When the animals were removed, the entire 26 horses were brought to DEFHR in Woodbine, Maryland for evaluation and rehabilitation. DEFHR specializes in providing critical care rehabilitation to impounded horses and the staff are considered expert witnesses for testimony in court cases. Maryland state law provides a ten day window for the owner to file for custody; if he does not the animals will be legally safe to continue rehabilitation uninterrupted.
This animal rescue is the largest in the history of Garrett County, a primarily agricultural area of Maryland. Animal Control Officer Denise Lohr, one of the entire staff of nine volunteers with Garrett County Humane Society, said while it will take some time to sort through the necessary veterinary evaluations before pressing charges, she expects this case to top 50 individual counts of animal cruelty. It is too soon to determine the reason for the neglect; the owner fell on financial hard times, or it may be a case of animal hoarding. Lohr says Garrett County Humane Society has been working with the owner for the past four years but during the most recent visit conditions had worsened to the point of no return and the process of impounding the animals began.
The cows were also emaciated and neglected; the six goats are reported in good condition and are being fostered by one of the DEFHR staff. Given the conditions found at the property Lohr stated she would not leave the goats behind.

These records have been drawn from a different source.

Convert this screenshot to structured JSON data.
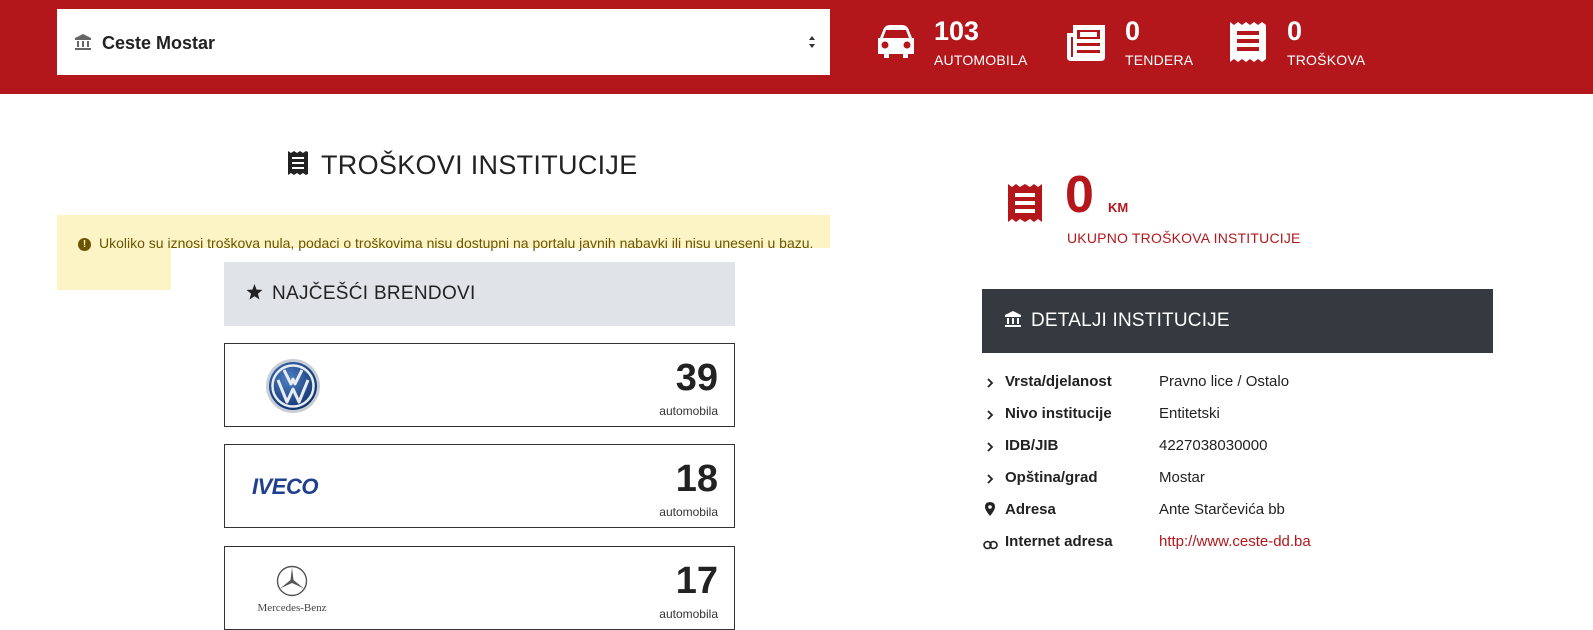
{
  "header": {
    "institution_select": {
      "value": "Ceste Mostar"
    },
    "stats": [
      {
        "value": "103",
        "label": "AUTOMOBILA",
        "icon": "car-icon"
      },
      {
        "value": "0",
        "label": "TENDERA",
        "icon": "newspaper-icon"
      },
      {
        "value": "0",
        "label": "TROŠKOVA",
        "icon": "receipt-icon"
      }
    ]
  },
  "costs": {
    "title": "TROŠKOVI INSTITUCIJE",
    "notice": "Ukoliko su iznosi troškova nula, podaci o troškovima nisu dostupni na portalu javnih nabavki ili nisu uneseni u bazu."
  },
  "brands": {
    "title": "NAJČEŠĆI BRENDOVI",
    "items": [
      {
        "name": "Volkswagen",
        "count": "39",
        "unit": "automobila"
      },
      {
        "name": "IVECO",
        "count": "18",
        "unit": "automobila"
      },
      {
        "name": "Mercedes-Benz",
        "count": "17",
        "unit": "automobila"
      }
    ]
  },
  "total": {
    "value": "0",
    "currency": "KM",
    "label": "UKUPNO TROŠKOVA INSTITUCIJE"
  },
  "details": {
    "title": "DETALJI INSTITUCIJE",
    "rows": [
      {
        "key": "Vrsta/djelanost",
        "value": "Pravno lice / Ostalo",
        "icon": "chevron-right-icon"
      },
      {
        "key": "Nivo institucije",
        "value": "Entitetski",
        "icon": "chevron-right-icon"
      },
      {
        "key": "IDB/JIB",
        "value": "4227038030000",
        "icon": "chevron-right-icon"
      },
      {
        "key": "Opština/grad",
        "value": "Mostar",
        "icon": "chevron-right-icon"
      },
      {
        "key": "Adresa",
        "value": "Ante Starčevića bb",
        "icon": "map-pin-icon"
      },
      {
        "key": "Internet adresa",
        "value": "http://www.ceste-dd.ba",
        "icon": "link-icon"
      }
    ]
  },
  "colors": {
    "brand_red": "#b3171b",
    "notice_bg": "#fdf4c6",
    "details_header_bg": "#353a40",
    "brands_header_bg": "#e0e3e8"
  }
}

While animal cruelty is a misdemeanor in Maryland, the state has some of the toughest laws on the books because Maryland law actually quantitatively and qualitatively defines minimum standard of care. The punishment in Maryland for each count of animal cruelty calls for up to 90 days incarceration and a fine of up to $1,000 per count.
Sue Mitchell, Director of Development for DEFHR reports that, based on the Henneke Body Condition Scoring Chart where 9 is obese and 5 is normal, all twenty-six horses were scored at 3, 2 or 1: starving and emaciated. As herbivores, horses need to have evenly filed teeth in order to properly chew their food; the rescued horses all had overgrown and long teeth that made proper mastication impossible. This leads to an inability to gain proper nutrition because the food is swallowed whole and a horse’s gastrointestinal tract is not capable of breaking down the nutrients in un-chewed food. The horses also have overgrown hoofs, a painful condition that can lead to orthopedic issues and additionally, suspected intestinal parasites.
It is anticipated that these rescued equines will require critical care for a minimum of three months. Those with a Henneke score of 1 will likely need six to nine months. At a cost of $2,000 per horse per month to provide critical care, donations are more than welcome! AHA has awarded DEFHR a $9,000 Second Chance Fund Grant and has deployed volunteers to Maryland to help with emergency care of the horses.
Aside from money, DEFHR can use more volunteers to help care for the animals during their stay. And, if you are considering adopting a horse, now is a good time to take a look at the many already rehabilitated horses available for adoption at DEFHR. Just like animal shelters where dogs and cats come and go through intake and adoption, so do the horses at DEFHR. Adoption of one of their horses frees up a space for another neglected or abused horse to enter the healing auspices of DEFHR shelter.
Brooke Vrany, Assistant Director at DEFHR, reports that ten of the 26 horses are well enough to go to other equine rescue groups in the area, namely Gentle Giants and HorseNet both located within 20 miles of DEFHR in Maryland. This will enable the remaining 16 more critically ill horses to remain at DEFHR for complete rehabilitation prior to adoption.
The good news is these animals are free of the neglect they have endured. They now have the opportunity to heal in a loving and safe environment and the possibility of adoption to a home where they will get the love and attention they deserve for the rest of their lives.